Thursday, March 14, 2013
Returning to co-teaching with my infamous father at Portland State University had me giddy this afternoon. I had almost forgotten how exhilarating it is to lead a group of over worked college students into a blissful, easy, play. And to watch them learn and grown through that play, without a single care toward grades and deadlines... just playing.
I took great care to plan for the wrong class, and in the heat of the moment wherein I realized it was the wrong class I’d planned for, I scrambled to restructure a class around an entirely different focus. Scrambled, but finally just rolled along, followed the flow, was fine.
Life. The ultimate improvisation.
Learning. Performing. Teaching. These are my favorite things. All of which feel, to me at least, like an act of love.
Last night I was tired, and my mind was too crowded to fit love in, especially complicated love. My brand new group of students slipped through the door one after the other, eager, scared, delighted, anticipatory…
It was only moments before love was inescapable. This particular group radiated warmth and enthusiasm. Despite fatigue I felt very alive.

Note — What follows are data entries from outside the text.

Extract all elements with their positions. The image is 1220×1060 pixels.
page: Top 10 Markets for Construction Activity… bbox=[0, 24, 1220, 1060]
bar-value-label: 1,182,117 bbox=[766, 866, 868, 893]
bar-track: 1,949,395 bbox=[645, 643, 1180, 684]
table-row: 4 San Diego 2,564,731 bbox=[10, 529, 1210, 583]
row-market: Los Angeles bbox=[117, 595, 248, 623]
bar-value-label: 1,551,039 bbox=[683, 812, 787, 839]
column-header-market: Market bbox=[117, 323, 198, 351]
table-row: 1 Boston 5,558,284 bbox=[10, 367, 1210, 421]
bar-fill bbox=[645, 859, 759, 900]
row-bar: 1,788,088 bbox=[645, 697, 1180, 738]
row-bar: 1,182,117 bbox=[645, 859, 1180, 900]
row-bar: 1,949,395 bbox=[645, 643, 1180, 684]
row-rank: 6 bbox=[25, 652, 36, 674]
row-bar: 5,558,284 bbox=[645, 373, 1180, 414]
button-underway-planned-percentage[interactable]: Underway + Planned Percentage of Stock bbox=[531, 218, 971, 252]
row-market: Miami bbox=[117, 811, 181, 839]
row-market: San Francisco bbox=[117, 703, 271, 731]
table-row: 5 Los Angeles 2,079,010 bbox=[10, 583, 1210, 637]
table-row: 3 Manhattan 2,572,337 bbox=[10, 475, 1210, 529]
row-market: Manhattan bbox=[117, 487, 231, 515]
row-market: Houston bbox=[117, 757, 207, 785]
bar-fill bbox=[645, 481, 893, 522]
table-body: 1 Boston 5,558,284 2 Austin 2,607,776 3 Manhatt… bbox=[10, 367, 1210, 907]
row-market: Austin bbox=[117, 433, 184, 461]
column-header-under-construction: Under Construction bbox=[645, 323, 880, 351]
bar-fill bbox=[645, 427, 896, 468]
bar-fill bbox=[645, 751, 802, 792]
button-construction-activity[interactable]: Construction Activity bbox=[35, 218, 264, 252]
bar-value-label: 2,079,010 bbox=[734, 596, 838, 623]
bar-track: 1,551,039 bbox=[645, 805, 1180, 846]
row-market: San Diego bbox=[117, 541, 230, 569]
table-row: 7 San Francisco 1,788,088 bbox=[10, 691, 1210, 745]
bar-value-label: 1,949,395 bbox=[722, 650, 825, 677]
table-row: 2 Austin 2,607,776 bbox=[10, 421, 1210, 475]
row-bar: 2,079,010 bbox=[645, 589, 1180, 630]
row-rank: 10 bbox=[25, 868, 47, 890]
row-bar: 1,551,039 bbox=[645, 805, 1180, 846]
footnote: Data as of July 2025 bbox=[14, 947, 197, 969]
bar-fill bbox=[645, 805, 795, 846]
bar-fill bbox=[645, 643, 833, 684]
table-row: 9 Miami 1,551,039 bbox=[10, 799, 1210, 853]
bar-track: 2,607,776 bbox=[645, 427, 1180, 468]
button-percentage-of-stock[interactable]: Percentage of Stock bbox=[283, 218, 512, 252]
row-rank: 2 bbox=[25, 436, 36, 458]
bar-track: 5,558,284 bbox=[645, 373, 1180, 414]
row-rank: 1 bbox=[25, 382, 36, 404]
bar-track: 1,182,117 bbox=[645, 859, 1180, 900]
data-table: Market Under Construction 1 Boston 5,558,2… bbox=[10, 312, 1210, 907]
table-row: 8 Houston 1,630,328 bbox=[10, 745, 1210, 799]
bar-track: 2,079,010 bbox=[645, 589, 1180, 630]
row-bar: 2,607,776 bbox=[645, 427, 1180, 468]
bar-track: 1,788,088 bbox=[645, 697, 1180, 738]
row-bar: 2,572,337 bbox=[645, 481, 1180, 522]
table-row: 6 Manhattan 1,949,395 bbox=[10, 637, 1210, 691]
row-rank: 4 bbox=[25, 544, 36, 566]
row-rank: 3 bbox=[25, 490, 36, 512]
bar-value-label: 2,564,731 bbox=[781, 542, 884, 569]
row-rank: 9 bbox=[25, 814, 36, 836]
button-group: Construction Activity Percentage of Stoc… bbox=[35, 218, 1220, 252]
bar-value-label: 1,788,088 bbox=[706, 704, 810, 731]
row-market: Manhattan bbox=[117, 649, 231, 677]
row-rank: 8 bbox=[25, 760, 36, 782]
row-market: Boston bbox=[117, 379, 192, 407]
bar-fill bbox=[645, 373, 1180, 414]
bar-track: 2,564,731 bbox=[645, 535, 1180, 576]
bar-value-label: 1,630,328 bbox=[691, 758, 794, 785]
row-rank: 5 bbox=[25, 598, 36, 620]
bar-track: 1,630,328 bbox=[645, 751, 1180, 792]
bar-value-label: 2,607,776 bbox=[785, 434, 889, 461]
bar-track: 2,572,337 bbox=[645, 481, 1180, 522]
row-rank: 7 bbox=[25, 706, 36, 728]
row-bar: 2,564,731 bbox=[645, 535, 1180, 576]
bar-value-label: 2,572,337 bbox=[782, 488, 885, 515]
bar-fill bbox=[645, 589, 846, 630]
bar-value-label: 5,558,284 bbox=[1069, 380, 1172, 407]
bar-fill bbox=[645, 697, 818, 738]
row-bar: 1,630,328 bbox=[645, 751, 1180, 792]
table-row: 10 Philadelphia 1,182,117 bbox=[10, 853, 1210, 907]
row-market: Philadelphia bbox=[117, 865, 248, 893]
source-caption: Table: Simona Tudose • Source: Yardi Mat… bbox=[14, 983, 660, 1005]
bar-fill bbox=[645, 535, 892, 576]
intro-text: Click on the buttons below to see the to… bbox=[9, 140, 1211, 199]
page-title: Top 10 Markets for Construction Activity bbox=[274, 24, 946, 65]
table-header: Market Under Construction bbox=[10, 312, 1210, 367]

The most powerful moment of that living last night happened when during the game of GO! I made a “mistake”. I left the center of the circle for no apparent reason, a mistaken moment, a wayward impulse. Because I left unexpectedly, no one was there to catch the ball and it dropped. Check out the double meaning in that! (Are or are not, I wonder, explanation marks annoying. I can’t decide. But the question arises every time I use one. And why is “every time” not one word?) The group cried out, “No one said go!” They all smirked or chuckled. There was a general sense of glee about it. A sense that I felt deserved some exploration. So I added, without much thought, “Going!” to the game of “Go!” Now a player could leave the center of the circle on their own accord, just by stating they were going. The ball in mid air, hoping to land in a players hand, was then caught by whomever stepped up. And someone always did. It was fantastic and unanticipated. I was gifted three reminders in that experience:
- “Mistakes”, all of them, are opportunities. In scene work we often talk about “finding the game”, which to me means, deeply tuning myself in to the exchange between players and being wide awake to our “mistakes”. If a player has endowed themselves with the name Bob and another player, missing that offer, calls the player Jesse… there is a game to be played. Bob is now Jesse Bob, every time. Or maybe no one ever calls anyone by the same name twice, the entire scene. If no player ever makes a mistake, any game that arises comes from an IDEA. As we know, IDEAS are not an improvisers friend. An IDEA is quick to become a plan and a plan is impossible to deliver, improvisationaly speaking, without force. Force requires blocking and yadda, yadda, on and on into the mire of poorly executed improv. Forced games rarely play out and generally if they do play out they play out in thick, awkward form. Allow yourself to make mistakes. In fact, we need mistakes, we can't find the game and play it with ease and grace if there are no mistakes.
- “Going.” How often are you playing a scene wherein your character would leave? I mean, you are playing this character as authentically as possible, there’s a break up and in this moment, the character you are playing would just exit. But because you’re performing you stay on stage despite it. You push out more scene and it feels, well, it feels pushed. From an audience perspective it looks pushed too. We fear following our characters instincts and our own impulses for many reasons. A responsibility to not abandon the other players is probably the most common. I think often that feeling is a misunderstanding of abandonment or blocking. I encourage my students to GO if their character would go. Worst case scenario the other player is left alone in the space you created together for just a few moments, which often builds tension in the story, before another player SWEEPS the scene or otherwise moves the story forward. If building tension, something that is technically very hard to do when improvising, is the worst case scenario, I say take the risk. Adding GOING to the game allowed us to see the opportunity in this action and how our fellows responded in kind.
- Confidence reads as confidence and is greeted with trust and trust equals comfort. My students didn’t know I was creating GOING in that mistaken moment. As far as they knew GOING hade existed all along and I was only now unveiling it. Because I was confidant in my delivery of the spontaneous idea, everyone got on board, right away, no question, and it played out beautifully. If I’d seemed hesitant, reluctant or frightened, my students would have been right there with me, anxious, uncertain if they were willing to try it or not, uncertain if it made sense…etc. The very same thing is true of improvised scene work. I encourage my students, when in doubt feign confidence. Fake it till you make it. When you look anxious and uncomfortable, your eagle eyed audience takes note, they become distracted, uncertain, uncomfortable. If you look confidant your audience is comfortable, they trust all is well and they remain engaged in the story developing in front of them.
Each reminder inspired me and infused me with energy and lead to possible the greatest reminder of all, the exploration and understanding of improvisation is, for me, invaluable. Even at the last minute of my wariest of days.